Wyden’s office called the letter’s announcement “a positive step.”
A federal agency can create a DMARC record in a matter of minutes, but once the policy is deployed, it has to be switched on. All the largest internet email providers like Google, Microsoft and Yahoo have it turned on for their users. If both sender and receiver have the policy switched on, email attempting to spoof the sender’s address will be delivered to recipient’s spam folder, or — if DMARC is switched to its highest setting — will not be delivered at all.
If DMARC is not switched on — as with more than half of the federal agencies that have it deployed — the domain owner will still get notified of spoofing attempts.
DHS “is also working to establish a central collection point for DMARC reports” that will give officials there “better situational awareness into phishing campaigns and the abuse of government [email] domains,” Krebs says. He adds that, because DMARC reports are open-source, “NCCIC welcomes all parties to contribute to the effort.”
The letter was applauded by observers as a sign of progress towards greater adoption of basic cyber hygiene measures like DMARC.

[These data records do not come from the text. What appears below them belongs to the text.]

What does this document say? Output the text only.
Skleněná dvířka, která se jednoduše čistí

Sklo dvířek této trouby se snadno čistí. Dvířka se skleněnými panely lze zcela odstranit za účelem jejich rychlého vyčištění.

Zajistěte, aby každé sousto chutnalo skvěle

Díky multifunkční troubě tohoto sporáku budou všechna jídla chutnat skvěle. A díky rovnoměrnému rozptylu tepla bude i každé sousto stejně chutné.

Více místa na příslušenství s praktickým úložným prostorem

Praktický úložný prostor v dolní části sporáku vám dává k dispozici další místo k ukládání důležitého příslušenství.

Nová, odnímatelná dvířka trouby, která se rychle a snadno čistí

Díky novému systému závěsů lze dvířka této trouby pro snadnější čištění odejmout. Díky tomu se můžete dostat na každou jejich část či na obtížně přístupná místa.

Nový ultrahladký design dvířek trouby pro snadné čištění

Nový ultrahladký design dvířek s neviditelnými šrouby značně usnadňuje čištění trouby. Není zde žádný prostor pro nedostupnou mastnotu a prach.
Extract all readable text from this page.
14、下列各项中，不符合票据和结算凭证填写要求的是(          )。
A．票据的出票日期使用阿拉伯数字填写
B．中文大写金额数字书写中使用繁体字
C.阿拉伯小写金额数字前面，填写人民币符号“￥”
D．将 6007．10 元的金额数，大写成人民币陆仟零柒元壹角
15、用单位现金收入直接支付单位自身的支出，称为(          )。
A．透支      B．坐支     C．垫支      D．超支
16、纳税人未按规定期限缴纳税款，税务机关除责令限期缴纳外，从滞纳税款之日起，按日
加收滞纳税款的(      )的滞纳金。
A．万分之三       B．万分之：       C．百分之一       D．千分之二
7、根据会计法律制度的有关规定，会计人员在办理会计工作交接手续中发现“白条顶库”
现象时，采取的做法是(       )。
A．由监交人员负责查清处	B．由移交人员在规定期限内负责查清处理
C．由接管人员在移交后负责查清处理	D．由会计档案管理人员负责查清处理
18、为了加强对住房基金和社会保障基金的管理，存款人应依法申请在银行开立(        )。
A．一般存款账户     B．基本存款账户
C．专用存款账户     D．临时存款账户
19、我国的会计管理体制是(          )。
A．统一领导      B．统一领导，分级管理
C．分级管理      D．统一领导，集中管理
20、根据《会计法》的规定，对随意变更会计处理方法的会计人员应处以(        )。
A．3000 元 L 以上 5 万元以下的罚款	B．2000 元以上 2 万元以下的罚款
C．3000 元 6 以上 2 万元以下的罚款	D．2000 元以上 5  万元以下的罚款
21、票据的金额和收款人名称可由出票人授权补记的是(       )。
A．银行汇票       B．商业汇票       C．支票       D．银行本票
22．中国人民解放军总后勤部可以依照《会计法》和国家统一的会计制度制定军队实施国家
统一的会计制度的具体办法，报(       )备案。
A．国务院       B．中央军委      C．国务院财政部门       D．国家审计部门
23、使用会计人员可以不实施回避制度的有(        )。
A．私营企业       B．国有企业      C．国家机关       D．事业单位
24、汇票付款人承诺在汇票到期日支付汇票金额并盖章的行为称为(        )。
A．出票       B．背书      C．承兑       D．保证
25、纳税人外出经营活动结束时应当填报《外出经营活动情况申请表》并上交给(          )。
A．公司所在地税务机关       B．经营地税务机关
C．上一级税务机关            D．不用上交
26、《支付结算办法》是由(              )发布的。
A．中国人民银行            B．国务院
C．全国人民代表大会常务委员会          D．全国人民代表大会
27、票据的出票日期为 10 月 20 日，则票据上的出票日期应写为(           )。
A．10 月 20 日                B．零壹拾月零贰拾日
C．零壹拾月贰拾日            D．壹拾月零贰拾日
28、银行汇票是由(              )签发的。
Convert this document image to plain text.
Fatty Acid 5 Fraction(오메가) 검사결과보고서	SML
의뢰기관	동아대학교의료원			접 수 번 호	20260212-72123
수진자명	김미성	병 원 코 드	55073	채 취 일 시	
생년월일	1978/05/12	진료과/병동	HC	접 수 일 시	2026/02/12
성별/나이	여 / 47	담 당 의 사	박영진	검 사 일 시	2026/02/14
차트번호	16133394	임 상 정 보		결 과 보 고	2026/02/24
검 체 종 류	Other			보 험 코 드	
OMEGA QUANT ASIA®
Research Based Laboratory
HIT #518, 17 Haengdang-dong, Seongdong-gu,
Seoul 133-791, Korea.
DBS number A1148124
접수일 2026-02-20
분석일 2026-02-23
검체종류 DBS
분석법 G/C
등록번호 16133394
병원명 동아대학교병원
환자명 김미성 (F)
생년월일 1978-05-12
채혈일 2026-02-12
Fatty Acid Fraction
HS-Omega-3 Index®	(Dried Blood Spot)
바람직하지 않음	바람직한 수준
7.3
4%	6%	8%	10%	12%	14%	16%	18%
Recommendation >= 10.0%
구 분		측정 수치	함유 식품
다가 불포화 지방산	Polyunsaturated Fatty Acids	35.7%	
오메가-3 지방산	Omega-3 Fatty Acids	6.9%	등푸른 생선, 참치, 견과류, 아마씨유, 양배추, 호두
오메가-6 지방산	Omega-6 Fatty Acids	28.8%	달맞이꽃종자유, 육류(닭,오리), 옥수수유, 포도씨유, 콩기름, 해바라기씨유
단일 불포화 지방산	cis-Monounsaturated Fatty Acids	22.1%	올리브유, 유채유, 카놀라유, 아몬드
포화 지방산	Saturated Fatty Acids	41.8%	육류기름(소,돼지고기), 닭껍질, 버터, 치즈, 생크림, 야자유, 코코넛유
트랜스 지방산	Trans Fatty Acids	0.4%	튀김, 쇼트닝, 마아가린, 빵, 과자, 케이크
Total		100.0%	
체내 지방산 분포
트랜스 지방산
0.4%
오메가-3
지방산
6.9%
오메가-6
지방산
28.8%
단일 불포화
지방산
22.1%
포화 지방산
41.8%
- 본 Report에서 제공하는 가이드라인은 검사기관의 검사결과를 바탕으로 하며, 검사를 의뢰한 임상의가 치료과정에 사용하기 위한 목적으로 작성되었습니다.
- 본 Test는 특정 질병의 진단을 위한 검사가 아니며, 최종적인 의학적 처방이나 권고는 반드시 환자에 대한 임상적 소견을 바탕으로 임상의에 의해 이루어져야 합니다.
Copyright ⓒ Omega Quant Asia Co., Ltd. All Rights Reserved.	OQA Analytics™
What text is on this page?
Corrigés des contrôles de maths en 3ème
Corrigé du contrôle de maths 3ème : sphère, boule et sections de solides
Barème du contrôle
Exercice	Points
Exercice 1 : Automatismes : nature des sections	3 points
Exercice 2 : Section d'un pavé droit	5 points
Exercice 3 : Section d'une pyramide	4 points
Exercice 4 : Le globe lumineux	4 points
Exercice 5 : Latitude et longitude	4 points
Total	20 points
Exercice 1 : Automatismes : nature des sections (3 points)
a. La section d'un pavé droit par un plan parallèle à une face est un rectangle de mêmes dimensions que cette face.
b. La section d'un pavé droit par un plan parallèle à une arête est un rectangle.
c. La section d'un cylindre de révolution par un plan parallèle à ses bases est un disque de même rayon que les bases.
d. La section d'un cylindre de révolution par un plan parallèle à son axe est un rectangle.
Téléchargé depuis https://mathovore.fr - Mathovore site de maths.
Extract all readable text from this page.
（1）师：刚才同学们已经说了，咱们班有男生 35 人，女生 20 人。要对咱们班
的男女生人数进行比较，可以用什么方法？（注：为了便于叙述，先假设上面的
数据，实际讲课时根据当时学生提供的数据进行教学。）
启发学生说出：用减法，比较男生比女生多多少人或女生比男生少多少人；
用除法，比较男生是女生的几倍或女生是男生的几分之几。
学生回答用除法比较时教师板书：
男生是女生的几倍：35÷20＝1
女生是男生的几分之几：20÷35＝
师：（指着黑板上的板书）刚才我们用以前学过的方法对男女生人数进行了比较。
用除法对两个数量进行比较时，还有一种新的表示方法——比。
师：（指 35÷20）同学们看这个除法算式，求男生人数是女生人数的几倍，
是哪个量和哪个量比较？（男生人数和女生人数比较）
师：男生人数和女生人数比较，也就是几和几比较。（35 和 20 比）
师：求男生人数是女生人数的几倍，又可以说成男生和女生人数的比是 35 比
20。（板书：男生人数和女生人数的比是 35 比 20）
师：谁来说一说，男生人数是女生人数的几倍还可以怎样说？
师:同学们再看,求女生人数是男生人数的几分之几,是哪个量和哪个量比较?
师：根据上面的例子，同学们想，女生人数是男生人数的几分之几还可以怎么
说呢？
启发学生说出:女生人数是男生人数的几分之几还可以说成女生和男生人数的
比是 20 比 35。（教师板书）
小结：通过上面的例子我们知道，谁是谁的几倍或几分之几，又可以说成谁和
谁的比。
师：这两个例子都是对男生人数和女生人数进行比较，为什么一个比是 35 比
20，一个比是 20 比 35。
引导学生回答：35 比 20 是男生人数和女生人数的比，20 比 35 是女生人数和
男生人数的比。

“We welcome DHS’s call for ‘all parties to contribute’ to its e-mail security efforts,” said Phil Reitinger, CEO of the Global Cyber Alliance. “We are happy to see that DHS fully recognizes the value that DMARC offers. We applaud the leadership role that DHS has taken in this matter and are hopeful that this process leads to the full implementation of DMARC across the federal government.”
“Preventing emails that impersonate federal agencies is a critical cybersecurity risk, so it is wonderful to see DHS respond so quickly and positively to this important subject raised by Sen. Wyden,” said Patrick Peterson, founder and executive chairman of Agari, an email security firm and one of the founders of the DMARC standard.